The Greek Debt Crisis: A Deeper Look
It was not for nothing that Greece abandoned its drachma in favor of the euro in 2002: loans to that government paid back in euros (NYSE:FXE) would be far more attractive to lenders than those paid back in the old currency. Also, it was widely perceived that entry into the euro zone might guarantee assistance from other members should financial difficulties arise. As a result Greece went on a public sector spending spree and the chickens it bred came home to roost in 2009, and they are still incoming.
Greece’s debt is a full blown crisis now of potentially global proportions, but how could this happen there? Greece is considered a high income country, globalized and modern. Its labor force works more hours per year than in any euro zone country except Spain. The ancient port of Piraeus is the largest container port in the East Mediterranean Sea Basin, handling more than 20 million tons of cargo in 2007. But, oftentimes governments with new credit cards (loans) behave just like individuals with them and that is what happened between 2002 and 2009.
Beginning in 2002 Greek public sector employees had a field day: their compensation packages quickly rose beyond sustainable levels, with retired employees following close behind with a comparatively low effective age for extremely generous benefits. Add to this the cost of the over-budget 2004 Athens Olympics, and low mortgages subsidized by the government.
During the same time, the country’s tax revenues …

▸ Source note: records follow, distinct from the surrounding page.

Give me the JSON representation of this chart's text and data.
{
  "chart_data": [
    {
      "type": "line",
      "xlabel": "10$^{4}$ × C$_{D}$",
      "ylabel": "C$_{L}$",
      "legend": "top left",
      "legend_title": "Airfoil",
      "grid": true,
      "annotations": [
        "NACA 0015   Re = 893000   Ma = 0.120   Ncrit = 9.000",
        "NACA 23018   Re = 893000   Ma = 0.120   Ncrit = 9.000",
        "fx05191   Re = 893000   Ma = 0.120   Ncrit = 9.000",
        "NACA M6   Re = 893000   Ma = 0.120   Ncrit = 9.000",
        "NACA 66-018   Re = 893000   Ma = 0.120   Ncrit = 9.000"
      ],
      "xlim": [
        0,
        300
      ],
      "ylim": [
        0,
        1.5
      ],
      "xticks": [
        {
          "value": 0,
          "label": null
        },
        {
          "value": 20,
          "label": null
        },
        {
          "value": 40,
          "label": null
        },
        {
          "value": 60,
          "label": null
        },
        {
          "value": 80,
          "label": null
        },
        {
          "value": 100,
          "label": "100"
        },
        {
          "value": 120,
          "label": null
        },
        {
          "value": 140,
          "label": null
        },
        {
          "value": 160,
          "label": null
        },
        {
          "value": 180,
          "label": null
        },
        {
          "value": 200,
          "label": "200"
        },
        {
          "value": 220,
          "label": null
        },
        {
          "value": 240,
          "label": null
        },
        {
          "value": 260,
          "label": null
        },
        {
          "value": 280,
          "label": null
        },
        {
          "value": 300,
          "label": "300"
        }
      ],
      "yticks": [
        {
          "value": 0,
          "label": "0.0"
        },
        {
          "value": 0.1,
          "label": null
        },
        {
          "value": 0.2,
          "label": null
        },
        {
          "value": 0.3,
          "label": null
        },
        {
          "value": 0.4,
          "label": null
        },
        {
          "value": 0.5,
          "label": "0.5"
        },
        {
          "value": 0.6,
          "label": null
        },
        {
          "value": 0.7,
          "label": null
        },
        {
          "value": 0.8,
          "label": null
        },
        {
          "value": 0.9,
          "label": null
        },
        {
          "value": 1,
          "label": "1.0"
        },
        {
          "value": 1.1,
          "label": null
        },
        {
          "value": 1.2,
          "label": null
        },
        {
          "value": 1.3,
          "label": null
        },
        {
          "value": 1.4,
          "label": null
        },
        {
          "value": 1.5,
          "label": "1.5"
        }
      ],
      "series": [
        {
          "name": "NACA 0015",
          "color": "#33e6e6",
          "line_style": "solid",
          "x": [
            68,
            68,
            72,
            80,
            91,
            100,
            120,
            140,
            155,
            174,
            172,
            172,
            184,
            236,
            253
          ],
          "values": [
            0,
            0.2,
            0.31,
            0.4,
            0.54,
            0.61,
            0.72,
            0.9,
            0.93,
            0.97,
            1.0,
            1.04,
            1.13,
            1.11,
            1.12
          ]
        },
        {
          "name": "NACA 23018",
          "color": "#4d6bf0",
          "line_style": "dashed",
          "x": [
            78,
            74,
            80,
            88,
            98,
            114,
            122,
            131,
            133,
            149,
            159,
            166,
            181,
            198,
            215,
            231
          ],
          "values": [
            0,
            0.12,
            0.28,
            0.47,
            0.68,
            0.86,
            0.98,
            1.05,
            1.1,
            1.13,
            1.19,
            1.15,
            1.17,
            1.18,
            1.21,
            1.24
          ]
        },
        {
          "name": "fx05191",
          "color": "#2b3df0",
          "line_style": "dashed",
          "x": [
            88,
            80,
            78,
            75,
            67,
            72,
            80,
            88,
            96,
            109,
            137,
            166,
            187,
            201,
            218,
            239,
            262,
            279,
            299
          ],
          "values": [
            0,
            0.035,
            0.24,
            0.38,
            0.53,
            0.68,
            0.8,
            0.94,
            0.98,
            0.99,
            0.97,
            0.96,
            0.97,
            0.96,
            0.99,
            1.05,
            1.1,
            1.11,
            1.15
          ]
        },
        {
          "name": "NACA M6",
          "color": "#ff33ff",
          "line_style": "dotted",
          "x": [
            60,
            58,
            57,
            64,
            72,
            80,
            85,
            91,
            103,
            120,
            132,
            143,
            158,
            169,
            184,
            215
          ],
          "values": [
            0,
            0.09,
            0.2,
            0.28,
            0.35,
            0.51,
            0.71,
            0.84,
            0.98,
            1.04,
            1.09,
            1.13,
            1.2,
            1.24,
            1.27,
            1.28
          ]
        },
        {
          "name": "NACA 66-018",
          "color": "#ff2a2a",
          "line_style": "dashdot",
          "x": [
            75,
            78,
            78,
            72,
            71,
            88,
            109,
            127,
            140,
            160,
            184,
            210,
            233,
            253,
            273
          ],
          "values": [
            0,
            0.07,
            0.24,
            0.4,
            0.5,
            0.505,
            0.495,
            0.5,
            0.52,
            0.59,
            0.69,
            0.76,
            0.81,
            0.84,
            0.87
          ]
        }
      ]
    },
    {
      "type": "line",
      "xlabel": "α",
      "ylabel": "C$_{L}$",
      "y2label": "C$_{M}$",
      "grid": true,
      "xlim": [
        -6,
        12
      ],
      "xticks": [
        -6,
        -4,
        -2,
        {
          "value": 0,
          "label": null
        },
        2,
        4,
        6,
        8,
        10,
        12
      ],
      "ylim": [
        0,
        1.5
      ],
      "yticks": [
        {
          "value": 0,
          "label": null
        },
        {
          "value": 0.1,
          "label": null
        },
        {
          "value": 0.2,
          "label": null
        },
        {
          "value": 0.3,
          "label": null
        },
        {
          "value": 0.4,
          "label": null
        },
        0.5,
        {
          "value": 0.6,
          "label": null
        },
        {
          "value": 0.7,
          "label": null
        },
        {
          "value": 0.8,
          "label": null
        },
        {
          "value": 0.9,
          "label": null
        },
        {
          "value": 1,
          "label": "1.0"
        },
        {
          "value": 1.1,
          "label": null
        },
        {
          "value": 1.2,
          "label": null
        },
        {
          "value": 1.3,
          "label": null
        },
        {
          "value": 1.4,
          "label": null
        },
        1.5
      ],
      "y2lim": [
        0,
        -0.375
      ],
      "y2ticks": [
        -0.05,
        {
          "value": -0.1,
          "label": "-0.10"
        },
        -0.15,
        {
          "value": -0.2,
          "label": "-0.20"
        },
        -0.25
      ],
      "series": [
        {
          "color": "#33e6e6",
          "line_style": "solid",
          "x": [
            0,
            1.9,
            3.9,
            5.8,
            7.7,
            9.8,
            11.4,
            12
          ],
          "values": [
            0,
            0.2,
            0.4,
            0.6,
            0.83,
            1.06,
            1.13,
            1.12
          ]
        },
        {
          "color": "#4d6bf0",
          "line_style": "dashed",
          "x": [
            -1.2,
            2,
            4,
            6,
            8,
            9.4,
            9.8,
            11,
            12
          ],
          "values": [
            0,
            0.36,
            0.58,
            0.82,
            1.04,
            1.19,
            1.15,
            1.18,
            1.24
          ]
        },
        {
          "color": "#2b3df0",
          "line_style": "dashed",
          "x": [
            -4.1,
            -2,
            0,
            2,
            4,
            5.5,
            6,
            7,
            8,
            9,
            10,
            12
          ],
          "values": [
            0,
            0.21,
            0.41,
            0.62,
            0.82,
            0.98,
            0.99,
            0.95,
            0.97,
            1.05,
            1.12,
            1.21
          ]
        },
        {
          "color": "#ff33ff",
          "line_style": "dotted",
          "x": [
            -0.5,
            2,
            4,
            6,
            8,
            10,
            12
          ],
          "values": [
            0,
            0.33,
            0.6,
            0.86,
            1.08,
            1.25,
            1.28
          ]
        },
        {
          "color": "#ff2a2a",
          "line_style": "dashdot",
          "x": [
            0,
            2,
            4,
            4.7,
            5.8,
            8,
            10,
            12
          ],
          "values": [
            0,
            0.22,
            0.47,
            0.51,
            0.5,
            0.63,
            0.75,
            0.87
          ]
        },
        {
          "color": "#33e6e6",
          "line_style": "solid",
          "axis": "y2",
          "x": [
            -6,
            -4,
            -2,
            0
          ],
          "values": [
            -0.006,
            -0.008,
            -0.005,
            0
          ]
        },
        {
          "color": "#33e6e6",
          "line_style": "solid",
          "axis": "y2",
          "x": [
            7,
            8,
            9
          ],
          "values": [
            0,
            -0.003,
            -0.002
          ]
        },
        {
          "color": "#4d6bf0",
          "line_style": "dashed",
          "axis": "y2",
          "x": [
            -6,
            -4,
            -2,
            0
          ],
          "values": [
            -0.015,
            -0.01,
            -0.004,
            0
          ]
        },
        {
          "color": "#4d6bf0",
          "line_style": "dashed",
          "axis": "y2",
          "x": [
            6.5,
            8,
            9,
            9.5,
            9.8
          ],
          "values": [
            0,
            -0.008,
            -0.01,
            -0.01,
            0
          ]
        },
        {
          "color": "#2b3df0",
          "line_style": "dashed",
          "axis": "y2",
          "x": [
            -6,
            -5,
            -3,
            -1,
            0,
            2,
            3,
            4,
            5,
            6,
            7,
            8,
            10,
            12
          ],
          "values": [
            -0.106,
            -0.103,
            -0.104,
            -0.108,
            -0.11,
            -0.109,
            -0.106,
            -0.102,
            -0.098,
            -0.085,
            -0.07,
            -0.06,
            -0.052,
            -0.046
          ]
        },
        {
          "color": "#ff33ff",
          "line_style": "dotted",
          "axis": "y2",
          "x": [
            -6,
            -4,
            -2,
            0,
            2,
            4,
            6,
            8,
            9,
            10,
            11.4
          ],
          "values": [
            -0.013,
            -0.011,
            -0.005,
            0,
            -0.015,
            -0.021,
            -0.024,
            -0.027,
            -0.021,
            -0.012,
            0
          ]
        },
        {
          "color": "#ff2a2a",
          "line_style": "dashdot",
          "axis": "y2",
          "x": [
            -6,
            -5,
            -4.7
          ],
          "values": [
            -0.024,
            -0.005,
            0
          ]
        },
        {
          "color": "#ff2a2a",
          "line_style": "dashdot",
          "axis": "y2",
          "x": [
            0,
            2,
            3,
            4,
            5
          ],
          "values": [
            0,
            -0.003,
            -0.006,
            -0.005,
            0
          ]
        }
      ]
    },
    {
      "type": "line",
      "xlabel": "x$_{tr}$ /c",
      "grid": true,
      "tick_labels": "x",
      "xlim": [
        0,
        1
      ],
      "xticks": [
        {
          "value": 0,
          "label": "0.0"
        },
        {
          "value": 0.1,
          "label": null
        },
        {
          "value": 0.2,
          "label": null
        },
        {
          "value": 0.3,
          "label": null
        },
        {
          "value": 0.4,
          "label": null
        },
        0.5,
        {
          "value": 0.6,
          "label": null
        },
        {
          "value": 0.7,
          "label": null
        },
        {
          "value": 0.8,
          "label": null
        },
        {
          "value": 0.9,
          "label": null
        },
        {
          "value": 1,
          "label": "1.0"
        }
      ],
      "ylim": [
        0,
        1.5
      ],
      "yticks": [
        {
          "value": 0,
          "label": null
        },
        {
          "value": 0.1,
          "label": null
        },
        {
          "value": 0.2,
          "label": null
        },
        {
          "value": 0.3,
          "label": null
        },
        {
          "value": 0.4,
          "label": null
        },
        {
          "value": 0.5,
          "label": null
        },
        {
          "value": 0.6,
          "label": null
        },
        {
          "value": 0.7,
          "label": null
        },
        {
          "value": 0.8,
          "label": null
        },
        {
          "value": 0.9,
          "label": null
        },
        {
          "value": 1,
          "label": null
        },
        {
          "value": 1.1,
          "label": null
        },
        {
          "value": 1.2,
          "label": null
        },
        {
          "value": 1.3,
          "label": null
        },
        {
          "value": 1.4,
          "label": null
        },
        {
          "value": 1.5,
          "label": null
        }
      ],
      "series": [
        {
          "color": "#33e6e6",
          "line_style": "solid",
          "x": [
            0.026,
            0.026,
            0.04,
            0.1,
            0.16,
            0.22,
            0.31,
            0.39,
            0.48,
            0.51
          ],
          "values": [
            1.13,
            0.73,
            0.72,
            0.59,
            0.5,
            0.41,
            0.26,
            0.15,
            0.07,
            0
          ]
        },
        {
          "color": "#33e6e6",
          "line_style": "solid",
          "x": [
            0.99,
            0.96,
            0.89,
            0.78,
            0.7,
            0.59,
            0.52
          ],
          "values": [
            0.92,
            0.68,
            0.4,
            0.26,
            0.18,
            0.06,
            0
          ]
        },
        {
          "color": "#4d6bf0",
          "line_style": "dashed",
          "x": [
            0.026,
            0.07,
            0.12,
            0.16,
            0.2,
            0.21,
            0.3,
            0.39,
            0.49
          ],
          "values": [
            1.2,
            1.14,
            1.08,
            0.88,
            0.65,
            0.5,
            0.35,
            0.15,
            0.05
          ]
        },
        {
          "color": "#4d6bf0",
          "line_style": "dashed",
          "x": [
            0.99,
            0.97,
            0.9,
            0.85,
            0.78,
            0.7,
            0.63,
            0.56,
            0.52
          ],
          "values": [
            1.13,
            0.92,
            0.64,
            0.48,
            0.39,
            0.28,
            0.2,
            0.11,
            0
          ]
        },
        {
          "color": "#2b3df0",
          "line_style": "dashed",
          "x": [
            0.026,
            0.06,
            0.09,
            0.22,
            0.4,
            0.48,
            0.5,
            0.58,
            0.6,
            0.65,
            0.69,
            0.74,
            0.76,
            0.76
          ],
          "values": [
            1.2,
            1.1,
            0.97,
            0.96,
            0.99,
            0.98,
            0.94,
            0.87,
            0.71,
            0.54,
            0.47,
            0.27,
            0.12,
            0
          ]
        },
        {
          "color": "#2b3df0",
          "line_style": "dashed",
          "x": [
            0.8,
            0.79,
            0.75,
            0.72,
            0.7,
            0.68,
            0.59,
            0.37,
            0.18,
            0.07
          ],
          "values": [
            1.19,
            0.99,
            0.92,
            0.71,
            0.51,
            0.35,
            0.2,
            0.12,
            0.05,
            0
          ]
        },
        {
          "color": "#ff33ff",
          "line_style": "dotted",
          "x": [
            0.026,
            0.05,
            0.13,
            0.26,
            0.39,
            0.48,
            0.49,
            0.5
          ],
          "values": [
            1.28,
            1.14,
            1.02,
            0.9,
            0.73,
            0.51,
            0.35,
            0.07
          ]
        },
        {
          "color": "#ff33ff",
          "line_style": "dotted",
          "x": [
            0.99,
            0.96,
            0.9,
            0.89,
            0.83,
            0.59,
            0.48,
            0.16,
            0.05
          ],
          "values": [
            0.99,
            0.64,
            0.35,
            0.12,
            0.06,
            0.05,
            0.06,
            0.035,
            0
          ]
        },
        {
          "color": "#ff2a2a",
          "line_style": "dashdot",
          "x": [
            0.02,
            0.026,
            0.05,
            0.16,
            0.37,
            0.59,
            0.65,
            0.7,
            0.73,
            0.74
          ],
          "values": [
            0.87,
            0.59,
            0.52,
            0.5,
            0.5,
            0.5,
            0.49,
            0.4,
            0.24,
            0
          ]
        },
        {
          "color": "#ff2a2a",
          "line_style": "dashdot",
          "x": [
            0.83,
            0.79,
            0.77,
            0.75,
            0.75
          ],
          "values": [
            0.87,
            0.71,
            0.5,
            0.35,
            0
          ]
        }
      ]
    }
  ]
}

fell sharply due to tax evasion. This, combined with the massive overspending produced a direct hit on the budget deficit. As a result, the government began borrowing heavily – billions upon billion of euros – from European banks, those loans then being repackaged and sold as complex commodities, which were much sought after. Meanwhile, the excessive spending continued, but now a large part went for servicing the growing debt, and Greece’s economy slowed down in 2008-09 due to the worldwide recession.
Enter the new Panhellenic Socialist Prime Minister George Papandreou in October 2009, with a promise to use a stimulus package to revive Greece’s stalled economy. Hopes were high for the American born grandson of a former Greek prime minister, but a new analysis of the budget deficit shocked him. He faced a budget deficit (12.7% of GDP), some four times the euro zone’s limit, compounded by Greece’s debt rating being lowered to BBB+ a few weeks later. Papandreou quickly responded with harsh austerity measures aimed at reducing the deficit to 2.8% of GDP, a plan which proved to be overly optimistic.
The failure of Papandreou’s ‘Three Year Plan’ required outside help to remedy, and the first EU bailout was implemented in April 2010, which promised $60B in new loans tied to a $33B austerity package. Citizens were disappointed and outraged by the irony of an elected socialist prime minister imposing severe spending cuts and higher taxes, and they went to the streets in mass numbers, perhaps 500,000, in May. Although most private banks in Greece passed a stress test, the government’s debt rating fell later in the year to junk status. Faced with the austerity measures, consumption spending took a hit and the economy remained stagnant; the obvious Catch-22 here is that the more governments implement austerity measures, the slower their economies grow (or the faster they shrink), and so all the harder to generate revenues to pay debts.
A second bailout followed in July 2011. This package promised $157B in portions (tranches), plus a lower interest rate and longer maturity dates on Greek bonds, in exchange for more austerity, which included new property taxes starting in September. October saw more public sector jobs and wages cut, with higher income pensions and collective bargaining rights reduced. The same month also saw a nationwide strike, which led the Prime Minister to call for a referendum on the bailout, which ignited a firestorm of criticism from euro zone finance ministers and finally caused Papandreou’s resignation on November 10. The proposed referendum was never carried out.
Meanwhile back in Western Europe …
Portugal, Ireland, and others found themselves in similar, if not as dire, straits. The European Finance Stability Facility’s fund is only so big (~ $1 trillion), and if one country were to fail, doubts about sustaining the others would grow exponentially and could cause a domino effect of massive defaults, along with a financial panic. Additionally, private banks in France and Germany are large holders of Greek public debt and a disorderly default could threaten their viabilities as well. However, the European Central Bank last month provided $632B in 3-year loans to those banks, to help deflect such a possibility.
All of which brings us to the meeting of European officials beginning Monday, January 21, in Brussels. A big deadline is March 20, when a 14.5 billion euro bond payment is due from Greece. Discussions will focus upon a debt swap for Greece (voluntarily exchanging outstanding bonds for new securities, which will cut the face value by 50 percent), along with new protection for indebted states and new budgetary rules. Officials will be considering a new centralized mechanism that will be triggered by deviations from targeted structural budgetary deficits of 0.5 percent of more. The mechanism would then initiate appropriate correction measures.
Participants at Brussels are well motivated, not only by the specter of default by Greece now and others later, but also to maintain the integrity of the euro (which price rose two percent in the week ending January 20), and the euro zone itself. A default by Greece would almost certainly lead that country to withdraw from the euro, and that is uncharted territory that no one wants to explore.